Previous studies have suggested that basic knowledge of everyday elementary scripts is preserved in children with high-functioning autism and with relatively spared language skills, but that they have difficulties in spontaneously using their generalized event knowledge to guide social and interactive behaviour (Lewis and Boucher 1988; Loveland and Tunali 1991). It is worth noting that, in the present study, while both comparison groups performed quite well in prediction of another’s action, on average, in participants with ASD, script knowledge was not completely disrupted since, with all conditions taken together, they were able to identify the correct event for more than half of the scenarios. Hence, although they were less competent than their matched comparison groups, the present findings should not be interpreted to mean that they are lacking script knowledge altogether. By choosing one of the previously occurring events belonging to the observed sequence, participants with ASD exhibited spared script semantic knowledge and were able to infer others’ goals and intentions by means of compensatory cognitive processes. To explain their relatively preserved performance, we speculate that different cognitive strategies, presumably based on object affordance or semantic knowledge, might be employed by participants with ASD to compensate for an inadequate predictive inferential mechanism. This could explain a diminished competence in using script knowledge, especially in everyday life situations, despite relatively spared performance in experimental contexts assessing conceptual script knowledge.
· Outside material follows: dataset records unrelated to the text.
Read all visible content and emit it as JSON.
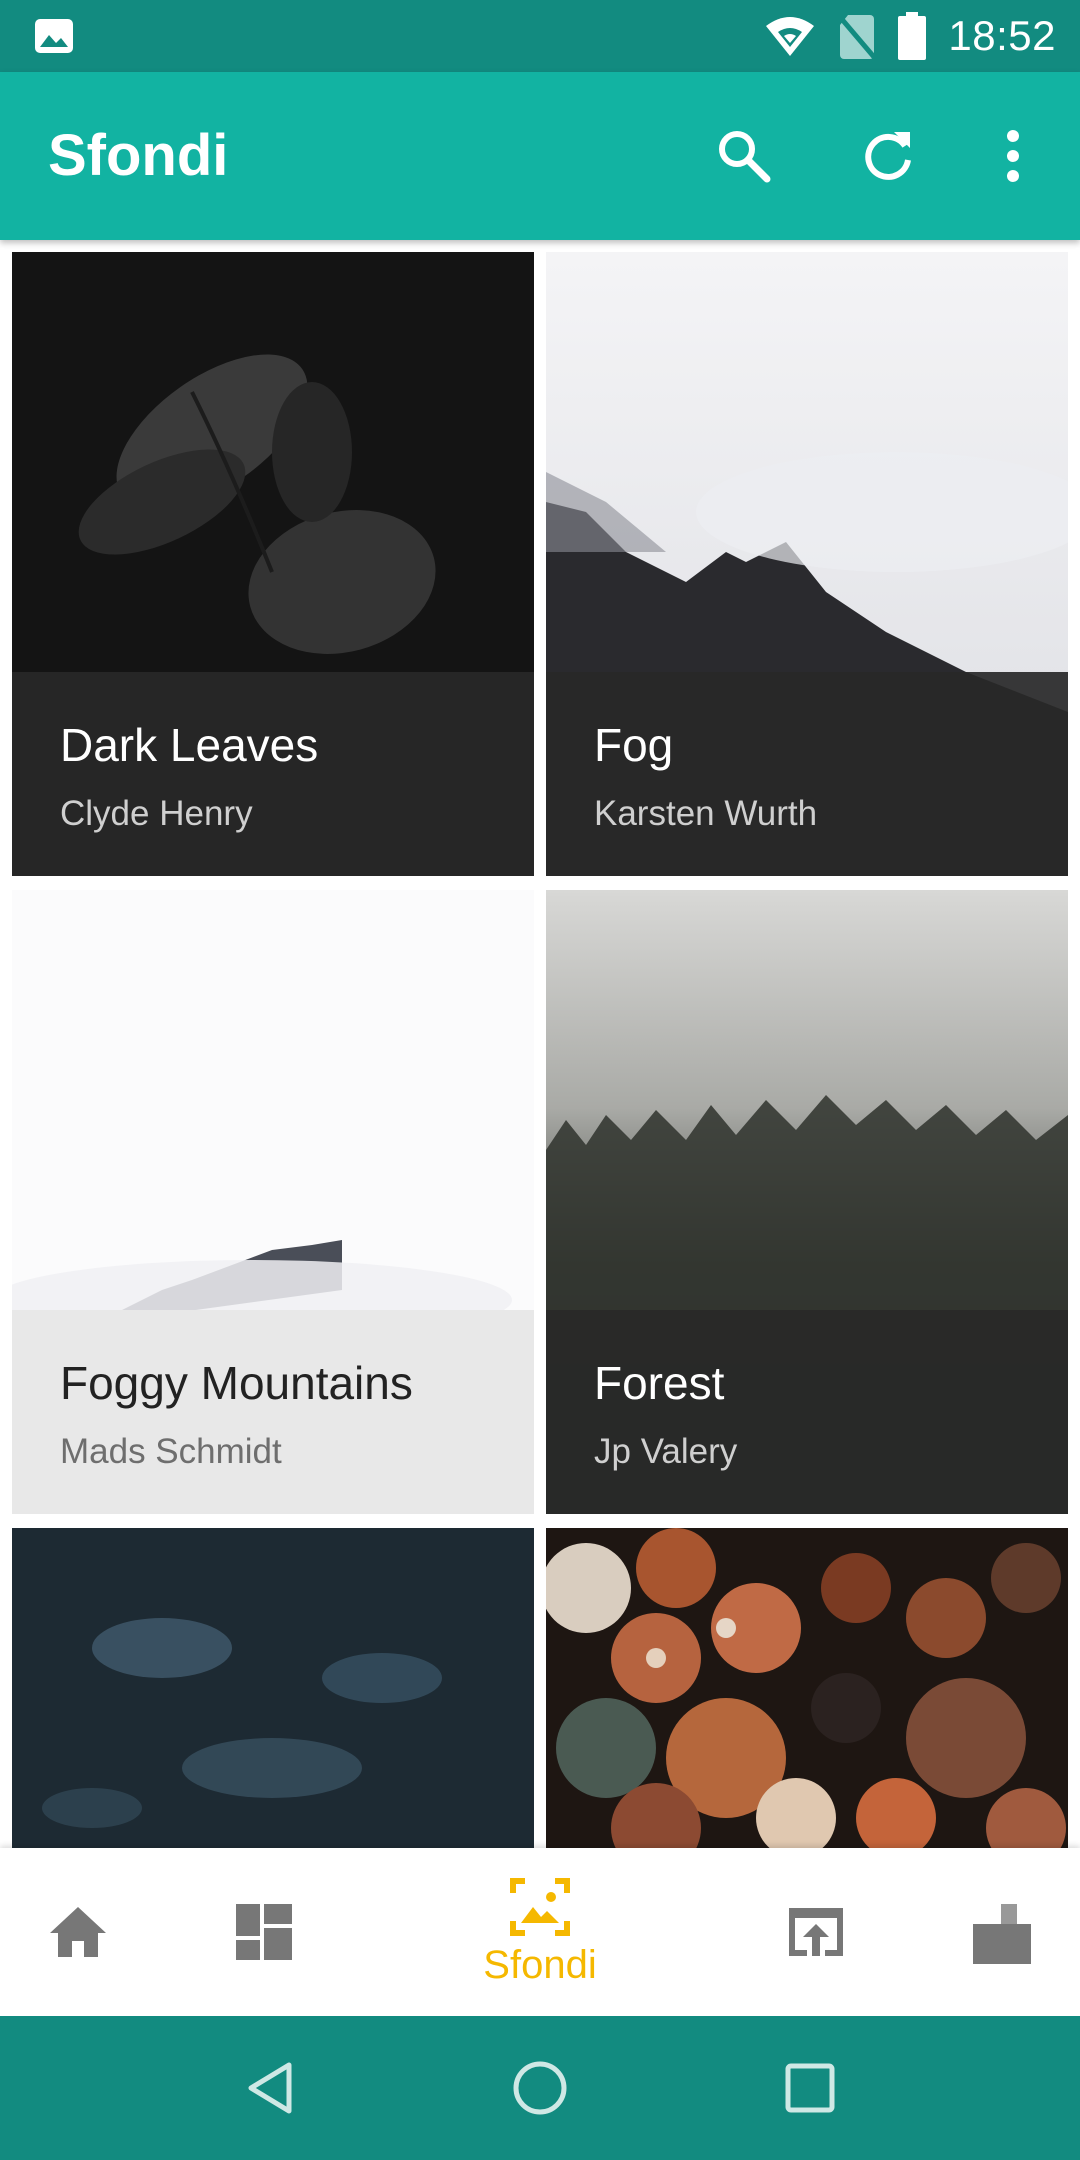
{
  "status_bar": {
    "time": "18:52",
    "icons": [
      "gallery-notification-icon",
      "wifi-icon",
      "no-sim-icon",
      "battery-icon"
    ]
  },
  "app_bar": {
    "title": "Sfondi",
    "actions": [
      "search-icon",
      "refresh-icon",
      "more-vert-icon"
    ]
  },
  "wallpapers": [
    {
      "name": "Dark Leaves",
      "author": "Clyde Henry"
    },
    {
      "name": "Fog",
      "author": "Karsten Wurth"
    },
    {
      "name": "Foggy Mountains",
      "author": "Mads Schmidt"
    },
    {
      "name": "Forest",
      "author": "Jp Valery"
    },
    {
      "name": "",
      "author": ""
    },
    {
      "name": "",
      "author": ""
    }
  ],
  "bottom_nav": {
    "items": [
      "home-icon",
      "dashboard-icon",
      "wallpapers-icon",
      "apply-icon",
      "requests-icon"
    ],
    "active_label": "Sfondi",
    "active_color": "#f5b800"
  },
  "colors": {
    "status_bar": "#128b80",
    "app_bar": "#12b3a2",
    "accent": "#f5b800"
  }
}
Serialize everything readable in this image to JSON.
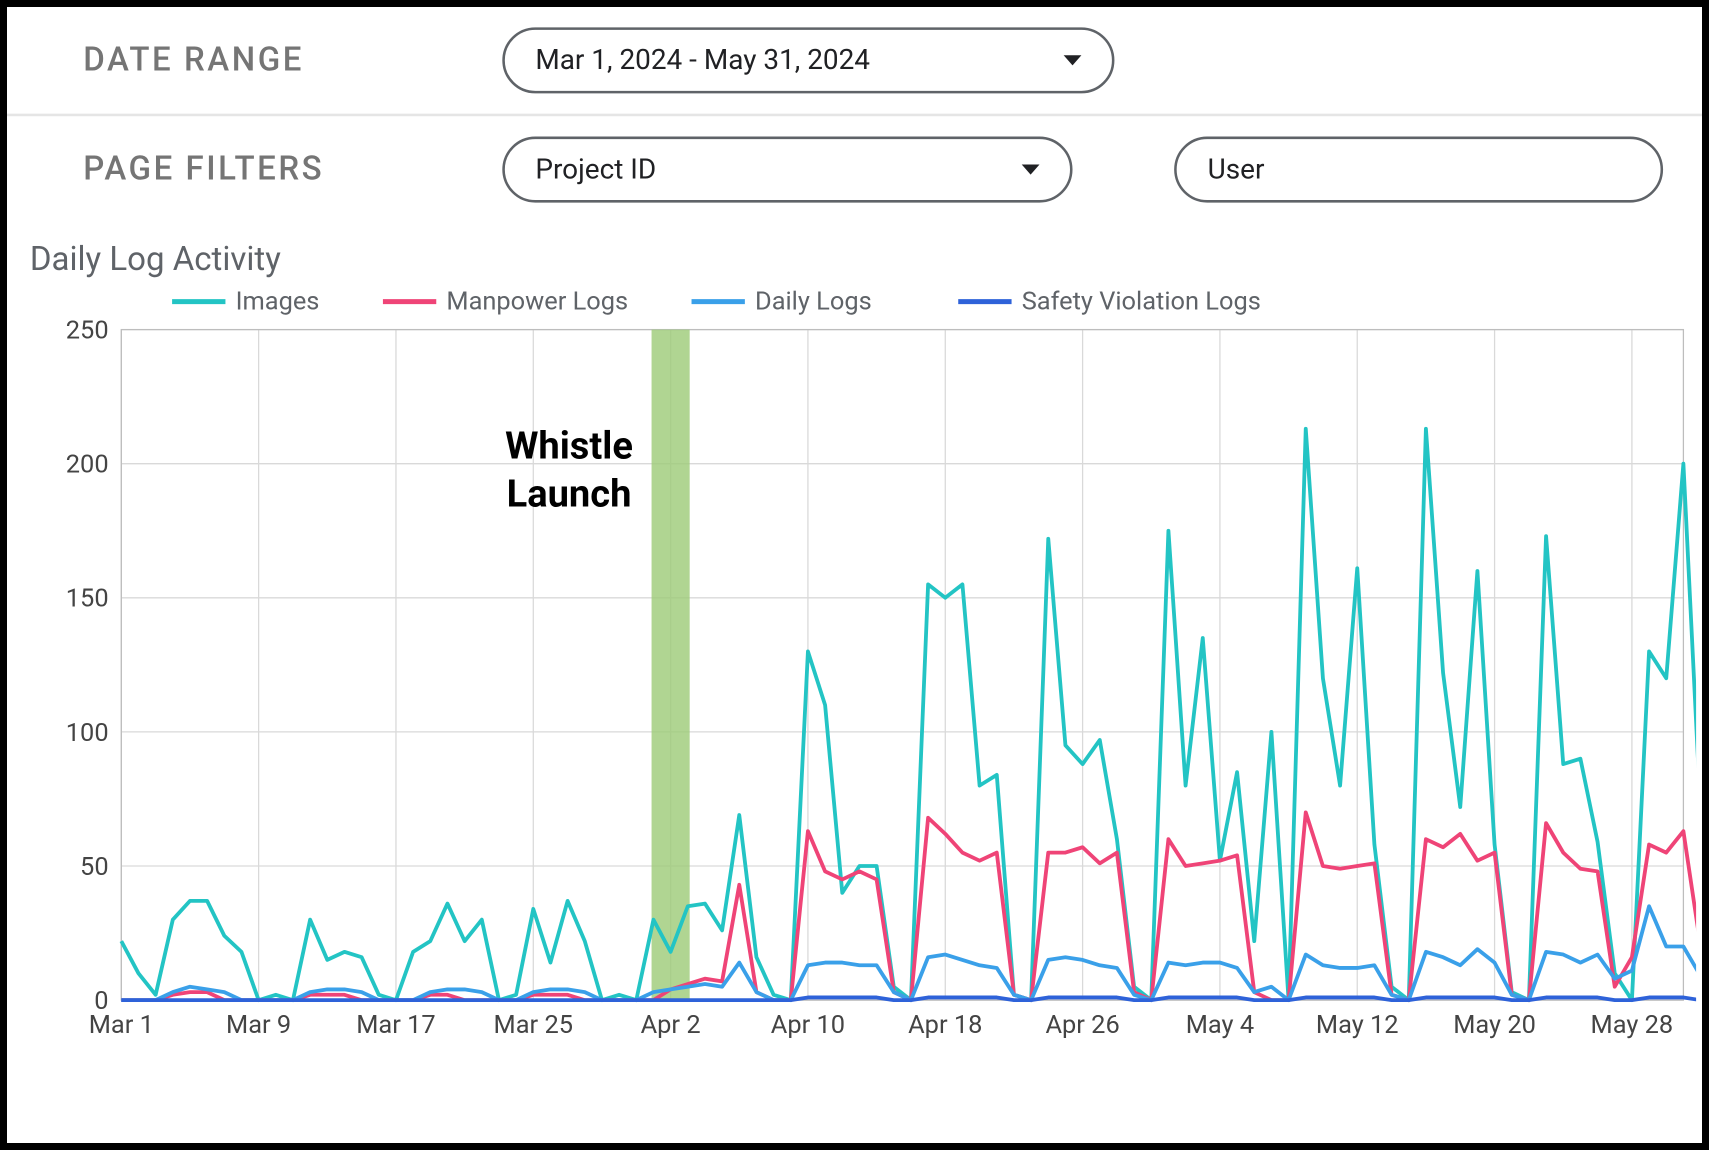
{
  "labels": {
    "date_range": "DATE RANGE",
    "page_filters": "PAGE FILTERS"
  },
  "dd": {
    "range": "Mar 1, 2024 - May 31, 2024",
    "project": "Project ID",
    "user": "User"
  },
  "chart_title": "Daily Log Activity",
  "annotation": {
    "line1": "Whistle",
    "line2": "Launch"
  },
  "chart_data": {
    "type": "line",
    "title": "Daily Log Activity",
    "xlabel": "",
    "ylabel": "",
    "ylim": [
      0,
      250
    ],
    "y_ticks": [
      0,
      50,
      100,
      150,
      200,
      250
    ],
    "x": [
      "Mar 1",
      "Mar 2",
      "Mar 3",
      "Mar 4",
      "Mar 5",
      "Mar 6",
      "Mar 7",
      "Mar 8",
      "Mar 9",
      "Mar 10",
      "Mar 11",
      "Mar 12",
      "Mar 13",
      "Mar 14",
      "Mar 15",
      "Mar 16",
      "Mar 17",
      "Mar 18",
      "Mar 19",
      "Mar 20",
      "Mar 21",
      "Mar 22",
      "Mar 23",
      "Mar 24",
      "Mar 25",
      "Mar 26",
      "Mar 27",
      "Mar 28",
      "Mar 29",
      "Mar 30",
      "Mar 31",
      "Apr 1",
      "Apr 2",
      "Apr 3",
      "Apr 4",
      "Apr 5",
      "Apr 6",
      "Apr 7",
      "Apr 8",
      "Apr 9",
      "Apr 10",
      "Apr 11",
      "Apr 12",
      "Apr 13",
      "Apr 14",
      "Apr 15",
      "Apr 16",
      "Apr 17",
      "Apr 18",
      "Apr 19",
      "Apr 20",
      "Apr 21",
      "Apr 22",
      "Apr 23",
      "Apr 24",
      "Apr 25",
      "Apr 26",
      "Apr 27",
      "Apr 28",
      "Apr 29",
      "Apr 30",
      "May 1",
      "May 2",
      "May 3",
      "May 4",
      "May 5",
      "May 6",
      "May 7",
      "May 8",
      "May 9",
      "May 10",
      "May 11",
      "May 12",
      "May 13",
      "May 14",
      "May 15",
      "May 16",
      "May 17",
      "May 18",
      "May 19",
      "May 20",
      "May 21",
      "May 22",
      "May 23",
      "May 24",
      "May 25",
      "May 26",
      "May 27",
      "May 28",
      "May 29",
      "May 30",
      "May 31"
    ],
    "x_ticks": [
      "Mar 1",
      "Mar 9",
      "Mar 17",
      "Mar 25",
      "Apr 2",
      "Apr 10",
      "Apr 18",
      "Apr 26",
      "May 4",
      "May 12",
      "May 20",
      "May 28"
    ],
    "series": [
      {
        "name": "Images",
        "color": "#23c4c4",
        "values": [
          22,
          10,
          2,
          30,
          37,
          37,
          24,
          18,
          0,
          2,
          0,
          30,
          15,
          18,
          16,
          2,
          0,
          18,
          22,
          36,
          22,
          30,
          0,
          2,
          34,
          14,
          37,
          22,
          0,
          2,
          0,
          30,
          18,
          35,
          36,
          26,
          69,
          16,
          2,
          0,
          130,
          110,
          40,
          50,
          50,
          5,
          0,
          155,
          150,
          155,
          80,
          84,
          2,
          0,
          172,
          95,
          88,
          97,
          60,
          5,
          0,
          175,
          80,
          135,
          52,
          85,
          22,
          100,
          0,
          213,
          120,
          80,
          161,
          58,
          5,
          0,
          213,
          122,
          72,
          160,
          58,
          3,
          0,
          173,
          88,
          90,
          59,
          10,
          0,
          130,
          120,
          200,
          70
        ]
      },
      {
        "name": "Manpower Logs",
        "color": "#ef4477",
        "values": [
          0,
          0,
          0,
          2,
          3,
          3,
          0,
          0,
          0,
          0,
          0,
          2,
          2,
          2,
          0,
          0,
          0,
          0,
          2,
          2,
          0,
          0,
          0,
          0,
          2,
          2,
          2,
          0,
          0,
          0,
          0,
          0,
          4,
          6,
          8,
          7,
          43,
          3,
          0,
          0,
          63,
          48,
          45,
          48,
          45,
          3,
          0,
          68,
          62,
          55,
          52,
          55,
          2,
          0,
          55,
          55,
          57,
          51,
          55,
          3,
          0,
          60,
          50,
          51,
          52,
          54,
          3,
          0,
          0,
          70,
          50,
          49,
          50,
          51,
          2,
          0,
          60,
          57,
          62,
          52,
          55,
          2,
          0,
          66,
          55,
          49,
          48,
          5,
          16,
          58,
          55,
          63,
          20
        ]
      },
      {
        "name": "Daily Logs",
        "color": "#3aa0e9",
        "values": [
          0,
          0,
          0,
          3,
          5,
          4,
          3,
          0,
          0,
          0,
          0,
          3,
          4,
          4,
          3,
          0,
          0,
          0,
          3,
          4,
          4,
          3,
          0,
          0,
          3,
          4,
          4,
          3,
          0,
          0,
          0,
          3,
          4,
          5,
          6,
          5,
          14,
          3,
          0,
          0,
          13,
          14,
          14,
          13,
          13,
          3,
          0,
          16,
          17,
          15,
          13,
          12,
          2,
          0,
          15,
          16,
          15,
          13,
          12,
          2,
          0,
          14,
          13,
          14,
          14,
          12,
          3,
          5,
          0,
          17,
          13,
          12,
          12,
          13,
          2,
          0,
          18,
          16,
          13,
          19,
          14,
          2,
          0,
          18,
          17,
          14,
          17,
          8,
          11,
          35,
          20,
          20,
          9
        ]
      },
      {
        "name": "Safety Violation Logs",
        "color": "#2e62d9",
        "values": [
          0,
          0,
          0,
          0,
          0,
          0,
          0,
          0,
          0,
          0,
          0,
          0,
          0,
          0,
          0,
          0,
          0,
          0,
          0,
          0,
          0,
          0,
          0,
          0,
          0,
          0,
          0,
          0,
          0,
          0,
          0,
          0,
          0,
          0,
          0,
          0,
          0,
          0,
          0,
          0,
          1,
          1,
          1,
          1,
          1,
          0,
          0,
          1,
          1,
          1,
          1,
          1,
          0,
          0,
          1,
          1,
          1,
          1,
          1,
          0,
          0,
          1,
          1,
          1,
          1,
          1,
          0,
          0,
          0,
          1,
          1,
          1,
          1,
          1,
          0,
          0,
          1,
          1,
          1,
          1,
          1,
          0,
          0,
          1,
          1,
          1,
          1,
          0,
          0,
          1,
          1,
          1,
          0
        ]
      }
    ],
    "annotation": {
      "x": "Apr 2",
      "text": "Whistle Launch"
    }
  }
}
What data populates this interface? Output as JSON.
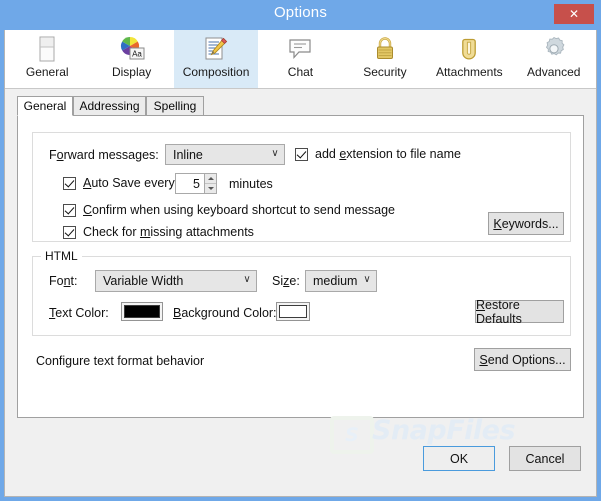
{
  "window": {
    "title": "Options",
    "close_label": "✕",
    "accent_color": "#6fa8e8",
    "close_color": "#c7504b"
  },
  "toolbar": {
    "items": [
      {
        "label": "General",
        "icon": "window-icon",
        "selected": false
      },
      {
        "label": "Display",
        "icon": "color-wheel-icon",
        "selected": false
      },
      {
        "label": "Composition",
        "icon": "document-pencil-icon",
        "selected": true
      },
      {
        "label": "Chat",
        "icon": "speech-bubble-icon",
        "selected": false
      },
      {
        "label": "Security",
        "icon": "padlock-icon",
        "selected": false
      },
      {
        "label": "Attachments",
        "icon": "paperclip-icon",
        "selected": false
      },
      {
        "label": "Advanced",
        "icon": "gear-icon",
        "selected": false
      }
    ],
    "selected_background": "#d9eaf7"
  },
  "tabs": [
    {
      "label": "General",
      "active": true
    },
    {
      "label": "Addressing",
      "active": false
    },
    {
      "label": "Spelling",
      "active": false
    }
  ],
  "general_panel": {
    "forward_messages": {
      "label_pre": "F",
      "label_accel": "o",
      "label_post": "rward messages:",
      "value": "Inline",
      "arrow": "∨"
    },
    "add_extension": {
      "text_pre": "add ",
      "text_accel": "e",
      "text_post": "xtension to file name",
      "checked": true
    },
    "auto_save": {
      "text_pre": "",
      "text_accel": "A",
      "text_post": "uto Save every",
      "checked": true,
      "value": "5",
      "unit": "minutes"
    },
    "confirm_shortcut": {
      "text_pre": "",
      "text_accel": "C",
      "text_post": "onfirm when using keyboard shortcut to send message",
      "checked": true
    },
    "check_missing": {
      "text_pre": "Check for ",
      "text_accel": "m",
      "text_post": "issing attachments",
      "checked": true
    },
    "keywords_button": {
      "label_pre": "",
      "label_accel": "K",
      "label_post": "eywords..."
    }
  },
  "html_group": {
    "legend": "HTML",
    "font": {
      "label_pre": "Fo",
      "label_accel": "n",
      "label_post": "t:",
      "value": "Variable Width",
      "arrow": "∨"
    },
    "size": {
      "label_pre": "Si",
      "label_accel": "z",
      "label_post": "e:",
      "value": "medium",
      "arrow": "∨"
    },
    "text_color": {
      "label_pre": "",
      "label_accel": "T",
      "label_post": "ext Color:",
      "color": "#000000"
    },
    "background_color": {
      "label_pre": "",
      "label_accel": "B",
      "label_post": "ackground Color:",
      "color": "#ffffff"
    },
    "restore_defaults": {
      "label_pre": "",
      "label_accel": "R",
      "label_post": "estore Defaults"
    }
  },
  "footer": {
    "status_text": "Configure text format behavior",
    "send_options": {
      "label_pre": "",
      "label_accel": "S",
      "label_post": "end Options..."
    }
  },
  "watermark": {
    "logo": "S",
    "text": "SnapFiles"
  },
  "dialog_buttons": {
    "ok": "OK",
    "cancel": "Cancel"
  }
}
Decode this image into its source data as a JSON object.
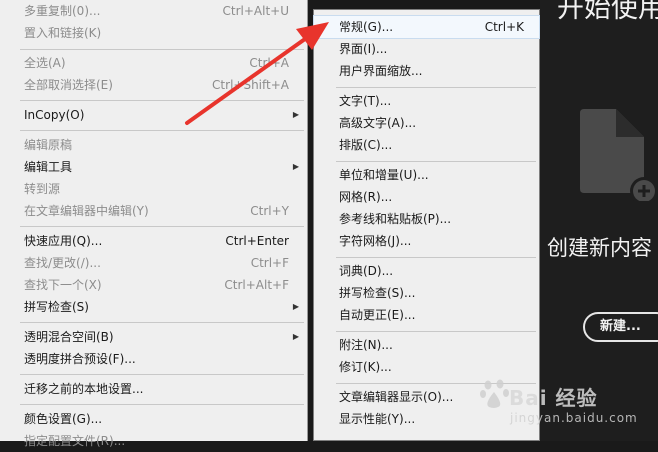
{
  "left_menu": {
    "items": [
      {
        "label": "多重复制(0)...",
        "shortcut": "Ctrl+Alt+U",
        "disabled": true
      },
      {
        "label": "置入和链接(K)",
        "shortcut": "",
        "disabled": true
      },
      {
        "label": "全选(A)",
        "shortcut": "Ctrl+A",
        "disabled": true
      },
      {
        "label": "全部取消选择(E)",
        "shortcut": "Ctrl+Shift+A",
        "disabled": true
      },
      {
        "label": "InCopy(O)",
        "shortcut": "",
        "disabled": false,
        "submenu": true
      },
      {
        "label": "编辑原稿",
        "shortcut": "",
        "disabled": true
      },
      {
        "label": "编辑工具",
        "shortcut": "",
        "disabled": false,
        "submenu": true
      },
      {
        "label": "转到源",
        "shortcut": "",
        "disabled": true
      },
      {
        "label": "在文章编辑器中编辑(Y)",
        "shortcut": "Ctrl+Y",
        "disabled": true
      },
      {
        "label": "快速应用(Q)...",
        "shortcut": "Ctrl+Enter",
        "disabled": false
      },
      {
        "label": "查找/更改(/)...",
        "shortcut": "Ctrl+F",
        "disabled": true
      },
      {
        "label": "查找下一个(X)",
        "shortcut": "Ctrl+Alt+F",
        "disabled": true
      },
      {
        "label": "拼写检查(S)",
        "shortcut": "",
        "disabled": false,
        "submenu": true
      },
      {
        "label": "透明混合空间(B)",
        "shortcut": "",
        "disabled": false,
        "submenu": true
      },
      {
        "label": "透明度拼合预设(F)...",
        "shortcut": "",
        "disabled": false
      },
      {
        "label": "迁移之前的本地设置...",
        "shortcut": "",
        "disabled": false
      },
      {
        "label": "颜色设置(G)...",
        "shortcut": "",
        "disabled": false
      },
      {
        "label": "指定配置文件(R)...",
        "shortcut": "",
        "disabled": true
      }
    ]
  },
  "right_menu": {
    "items": [
      {
        "label": "常规(G)...",
        "shortcut": "Ctrl+K",
        "highlighted": true
      },
      {
        "label": "界面(I)...",
        "shortcut": ""
      },
      {
        "label": "用户界面缩放...",
        "shortcut": ""
      },
      {
        "label": "文字(T)...",
        "shortcut": ""
      },
      {
        "label": "高级文字(A)...",
        "shortcut": ""
      },
      {
        "label": "排版(C)...",
        "shortcut": ""
      },
      {
        "label": "单位和增量(U)...",
        "shortcut": ""
      },
      {
        "label": "网格(R)...",
        "shortcut": ""
      },
      {
        "label": "参考线和粘贴板(P)...",
        "shortcut": ""
      },
      {
        "label": "字符网格(J)...",
        "shortcut": ""
      },
      {
        "label": "词典(D)...",
        "shortcut": ""
      },
      {
        "label": "拼写检查(S)...",
        "shortcut": ""
      },
      {
        "label": "自动更正(E)...",
        "shortcut": ""
      },
      {
        "label": "附注(N)...",
        "shortcut": ""
      },
      {
        "label": "修订(K)...",
        "shortcut": ""
      },
      {
        "label": "文章编辑器显示(O)...",
        "shortcut": ""
      },
      {
        "label": "显示性能(Y)...",
        "shortcut": ""
      }
    ]
  },
  "start_panel": {
    "title": "开始使用",
    "create_text": "创建新内容",
    "new_button": "新建..."
  },
  "watermark": {
    "brand": "Bai 经验",
    "site": "jingyan.baidu.com"
  },
  "colors": {
    "menu_bg": "#efefef",
    "panel_bg": "#1e1e1e",
    "arrow": "#e8342c",
    "disabled_text": "#8c8c8c"
  }
}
Deficits in perceiving complex visual scenes might also be explained by the ‘‘weak central coherence’’ theory (Frith 1989; Happé 1999; Loth et al. 2008), in terms of an increased focus on details and difficulties with integrating information into a coherent whole. An insufficient ability to group details in a complex context would lead to a fragmented perceptual scene and difficulties deriving meaning from this information. Action understanding, and in general social functioning, which requires fast on-line integration of context-dependent information, would be seriously hampered under such conditions. However, the ‘‘weak central coherence’’ theory cannot account for the type of error committed by participants with ASD in predicting the final step of an action sequence, i.e. the fact that they predominantly select a temporally preceding action step while they rarely chose the incongruous and the less probable outcomes.

Conclusion

In conclusion, the present study confirms previous evidence showing atypical action representation in people with autism (Cattaneo et al. 2007; Fabbri-Destro et al. 2009; Loveland and Tunali 1991; Zalla et al. 2006) and provides additional evidence for the hypothesis that a diminished sensitivity to the action sequence structure, due to an impaired means-end analysis process, would disrupt the ability to understand and predict others’ actions. The hypothesis of an impaired means-end analysis process might explain difficulties in both predicting others’ behaviour and planning one’s own action and is consistent with a more general executive dysfunction theory of autism (Hermelin and O’Connor 1970; Hill 2004; Hughes 1996). At the cognitive representational level, a diminished understanding of the action structure might lead to adherence to inflexible routines during planning and to the inability to mentally disengage from the actual situation, that is to inhibit reference to one’s current perceptual representation about reality while framing the likely impending event during action observation. Abnormalities in event knowledge as found in this study may contribute to a better understanding of some of the problems that individuals with ASD have in spontaneously understanding real-life social situations and in some aspects of executive deficits and behavioural inflexibility. These results may generate important implications of clinical relevance and should be taken into consideration when designing intervention programs.